Barry McDermott, a researcher at NUIG, is similarly optimistic about these kinds of early applications. “No doctor is going to prescribe you anti-Alzheimer’s medications prophylactically, but this is something you could take early on,” he says. “It’s so simple and straightforward. Theoretically you could even have this as an app on your smartphone.”

Despite the rapid progress so far, O’Halloran and McDermott – who recently co-wrote a review of the technology’s potential for the Journal of Alzheimer’s Disease – both emphasise that many questions need to be answered. Besides the need for stronger evidence of the long-term benefits in clinical trials, there is also a need more information about the ideal frequency of gamma waves to use and the optimum duration of the treatment. While it may seem unlikely that you could “overdose” on gamma waves, it’s also worth checking whether the over-enthusiastic application could bring have any ill effects, add O’Halloran and McDermott.

It also remains to be seen whether gamma wave stimulation might give healthy people a brain boost. Tsai is cautious – she thinks that there’s a kind of threshold for what gamma waves can do in the healthy brain – but she hopes it might be useful as a preventative measure, after middle-age, to preserve brain function before any signs of cognitive decline have started to show. “I think that’s possible.”

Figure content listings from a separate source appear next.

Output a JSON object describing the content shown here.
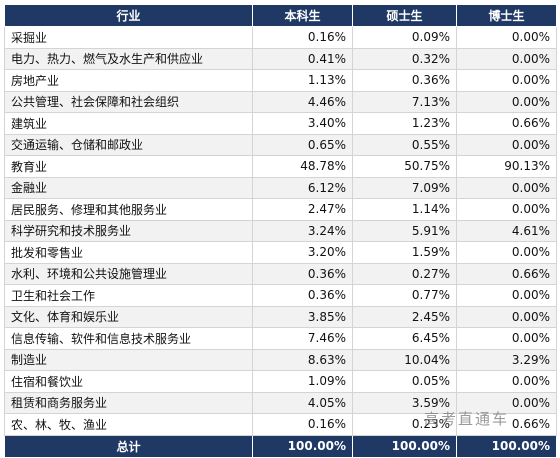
{
  "columns": [
    "行业",
    "本科生",
    "硕士生",
    "博士生"
  ],
  "rows": [
    {
      "industry": "采掘业",
      "bachelor": "0.16%",
      "master": "0.09%",
      "doctor": "0.00%"
    },
    {
      "industry": "电力、热力、燃气及水生产和供应业",
      "bachelor": "0.41%",
      "master": "0.32%",
      "doctor": "0.00%"
    },
    {
      "industry": "房地产业",
      "bachelor": "1.13%",
      "master": "0.36%",
      "doctor": "0.00%"
    },
    {
      "industry": "公共管理、社会保障和社会组织",
      "bachelor": "4.46%",
      "master": "7.13%",
      "doctor": "0.00%"
    },
    {
      "industry": "建筑业",
      "bachelor": "3.40%",
      "master": "1.23%",
      "doctor": "0.66%"
    },
    {
      "industry": "交通运输、仓储和邮政业",
      "bachelor": "0.65%",
      "master": "0.55%",
      "doctor": "0.00%"
    },
    {
      "industry": "教育业",
      "bachelor": "48.78%",
      "master": "50.75%",
      "doctor": "90.13%"
    },
    {
      "industry": "金融业",
      "bachelor": "6.12%",
      "master": "7.09%",
      "doctor": "0.00%"
    },
    {
      "industry": "居民服务、修理和其他服务业",
      "bachelor": "2.47%",
      "master": "1.14%",
      "doctor": "0.00%"
    },
    {
      "industry": "科学研究和技术服务业",
      "bachelor": "3.24%",
      "master": "5.91%",
      "doctor": "4.61%"
    },
    {
      "industry": "批发和零售业",
      "bachelor": "3.20%",
      "master": "1.59%",
      "doctor": "0.00%"
    },
    {
      "industry": "水利、环境和公共设施管理业",
      "bachelor": "0.36%",
      "master": "0.27%",
      "doctor": "0.66%"
    },
    {
      "industry": "卫生和社会工作",
      "bachelor": "0.36%",
      "master": "0.77%",
      "doctor": "0.00%"
    },
    {
      "industry": "文化、体育和娱乐业",
      "bachelor": "3.85%",
      "master": "2.45%",
      "doctor": "0.00%"
    },
    {
      "industry": "信息传输、软件和信息技术服务业",
      "bachelor": "7.46%",
      "master": "6.45%",
      "doctor": "0.00%"
    },
    {
      "industry": "制造业",
      "bachelor": "8.63%",
      "master": "10.04%",
      "doctor": "3.29%"
    },
    {
      "industry": "住宿和餐饮业",
      "bachelor": "1.09%",
      "master": "0.05%",
      "doctor": "0.00%"
    },
    {
      "industry": "租赁和商务服务业",
      "bachelor": "4.05%",
      "master": "3.59%",
      "doctor": "0.00%"
    },
    {
      "industry": "农、林、牧、渔业",
      "bachelor": "0.16%",
      "master": "0.23%",
      "doctor": "0.66%"
    }
  ],
  "total": {
    "label": "总计",
    "bachelor": "100.00%",
    "master": "100.00%",
    "doctor": "100.00%"
  },
  "watermark": "高考直通车"
}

Despite the many questions that still need to be answered, Tsai is already trying the device herself. “And I’m feeling great,” she says with a knowing laugh. Like any scientist, Tsai is conscious that her own personal experience should not be taken as hard evidence – but if the research does pan out, many more of us may begin our days with similar sound and light baths, as a way of preserving our future minds.